Gli Orc individuati con Askap attualmente sono quattro, e sono stati notati per la prima volta alla fine del 2019, durante le prime osservazioni effettuate per il progetto pilota Evolutionary Map of the Universe da Anna Kapinska, radioastronoma responsabile del progetto e coautrice dello studio in uscita su Publications of the Astronomical Society of Australia, guidato da Ray Norris, che descrive la scoperta. Queste misteriose sorgenti radio stanno destando stupore e curiosità in molte parti del mondo e i ricercatori hanno immaginato vari possibili meccanismi all’origine del fenomeno, ma nessuno di essi sembra fornire una spiegazione convincente. C’è chi sostiene si tratti di fenomeni legati alle esplosioni di supernova, oppure collegati all’attività evolutiva di una galassia. Altri invece, i più scettici, suggeriscono che le sorgenti radio possano avere origini artificiali, e dunque siano causati da qualche interferenza.

Al momento non c’è modo di confermare o smentire con certezza queste possibilità, ma la questione è molto interessante. Cosa potranno mai essere queste inaspettate sorgenti radio individuate nello spazio profondo? Media Inaf prova a fare il punto con Isabella Prandoni ricercatrice all’Istituto di radioastronomia dell’Inaf di Bologna, attivamente coinvolta nello sviluppo di grandi progetti internazionali come lo Square Kilometre Array (Ska) e in molte fra le maggiori survey radio in corso, inclusa questa che ha portato alla scoperta degli Odd Radio Circles.

Isabella Prandoni, ricercatrice all’Istituto di radioastronomia dell’Inaf di Bologna

L’origine di questi oggetti ancora sfugge. Alcuni sostengono si tratti di resti di supernova, è possibile?

«Queste peculiari sorgenti radio circolari assomigliano moltissimo a resti di supernova.
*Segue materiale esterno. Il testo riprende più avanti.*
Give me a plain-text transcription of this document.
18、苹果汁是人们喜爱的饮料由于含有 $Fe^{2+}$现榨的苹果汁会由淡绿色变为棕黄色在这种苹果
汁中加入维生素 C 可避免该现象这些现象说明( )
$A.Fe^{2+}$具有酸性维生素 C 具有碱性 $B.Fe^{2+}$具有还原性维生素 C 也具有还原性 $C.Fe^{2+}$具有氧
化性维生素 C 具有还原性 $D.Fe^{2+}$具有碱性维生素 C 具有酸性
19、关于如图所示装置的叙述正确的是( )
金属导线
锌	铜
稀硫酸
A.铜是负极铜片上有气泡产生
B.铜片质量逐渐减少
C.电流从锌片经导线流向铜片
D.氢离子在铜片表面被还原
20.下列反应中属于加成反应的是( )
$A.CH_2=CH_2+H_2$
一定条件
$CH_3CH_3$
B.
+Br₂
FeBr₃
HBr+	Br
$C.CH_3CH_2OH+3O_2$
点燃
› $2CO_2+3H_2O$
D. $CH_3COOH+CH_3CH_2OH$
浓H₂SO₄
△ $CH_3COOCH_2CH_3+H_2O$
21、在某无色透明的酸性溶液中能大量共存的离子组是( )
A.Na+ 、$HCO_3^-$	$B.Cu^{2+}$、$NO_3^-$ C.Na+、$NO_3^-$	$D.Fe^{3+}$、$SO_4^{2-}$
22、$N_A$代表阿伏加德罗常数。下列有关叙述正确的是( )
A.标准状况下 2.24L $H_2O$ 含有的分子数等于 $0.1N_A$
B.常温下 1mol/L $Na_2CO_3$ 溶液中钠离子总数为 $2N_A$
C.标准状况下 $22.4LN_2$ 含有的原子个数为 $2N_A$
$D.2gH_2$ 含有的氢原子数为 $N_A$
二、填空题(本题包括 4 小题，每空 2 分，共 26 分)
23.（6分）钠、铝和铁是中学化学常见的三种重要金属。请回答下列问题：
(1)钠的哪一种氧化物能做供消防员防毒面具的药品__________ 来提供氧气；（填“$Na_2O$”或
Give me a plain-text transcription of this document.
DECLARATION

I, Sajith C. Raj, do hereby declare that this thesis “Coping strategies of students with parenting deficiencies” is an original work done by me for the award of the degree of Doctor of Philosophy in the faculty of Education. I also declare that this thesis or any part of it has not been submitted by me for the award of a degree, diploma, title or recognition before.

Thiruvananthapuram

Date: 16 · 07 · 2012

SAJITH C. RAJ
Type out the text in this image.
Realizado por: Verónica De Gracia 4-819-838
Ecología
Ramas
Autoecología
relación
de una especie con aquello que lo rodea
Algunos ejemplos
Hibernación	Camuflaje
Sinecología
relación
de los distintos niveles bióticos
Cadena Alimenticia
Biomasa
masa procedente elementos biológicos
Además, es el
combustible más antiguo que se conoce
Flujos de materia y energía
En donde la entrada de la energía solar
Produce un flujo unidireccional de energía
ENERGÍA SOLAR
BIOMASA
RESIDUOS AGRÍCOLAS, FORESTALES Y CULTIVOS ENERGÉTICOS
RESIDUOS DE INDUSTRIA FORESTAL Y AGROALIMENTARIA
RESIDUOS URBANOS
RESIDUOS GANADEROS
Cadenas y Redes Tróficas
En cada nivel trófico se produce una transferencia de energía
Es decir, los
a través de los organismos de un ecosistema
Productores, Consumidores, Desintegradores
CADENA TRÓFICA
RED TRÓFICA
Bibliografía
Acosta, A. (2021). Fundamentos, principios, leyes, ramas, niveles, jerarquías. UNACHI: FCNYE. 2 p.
La simmetria eè perfettamente circolare e sono più luminosi ai bordi (cioè lungo la circonferenza esterna), esattamente come spesso si osserva nei resti di supernova. Tuttavia gli Orc si trovano a latitudini galattiche molto elevate, ovvero molto distanti dal piano galattico, dove resti di supernova non sono mai stati osservati. Se gli Orc fossero resti di supernova si tratterebbe di una nuova popolazione di resti di supernova nell’alone della Via Lattea».

C’è qualche altro oggetto che abbia un’apparenza analoga? 

«Anche le nebulose planetarie presentano delle forti somiglianze con gli Orc, tuttavia considerazioni di tipo spettrale rendono questa ipotesi poco plausibile. Infatti gli Orc presentano spettri radio ripidi, consistenti con quelli originati da radiazione di sincrotrone, mentre l’emissione radio delle nebulose planetarie è di tipo termico free-free, con spettro piatto. Ed è altresì difficile ipotizzare che si tratti di un fenomeno associato a lensing gravitazionale. I cosiddetti “anelli di Einstein” hanno diametri al più di qualche secondo d’arco, mentre gli Orc sono 10-20 volte più grandi. In linea di principio un ammasso di galassie massiccio e distante (a redshift ~1) potrebbe creare un anello delle dimensioni degli Orc, ma è difficile che l’ammasso sia così simmetrico e ben allineato con la sorgente di background da formare un cerchio come quelli che osserviamo. Su queste scale ciò che usualmente vediamo è un insieme di immagini replicate distinte».

Dunque secondo lei di cosa si tratta? O di cosa spera che si tratti?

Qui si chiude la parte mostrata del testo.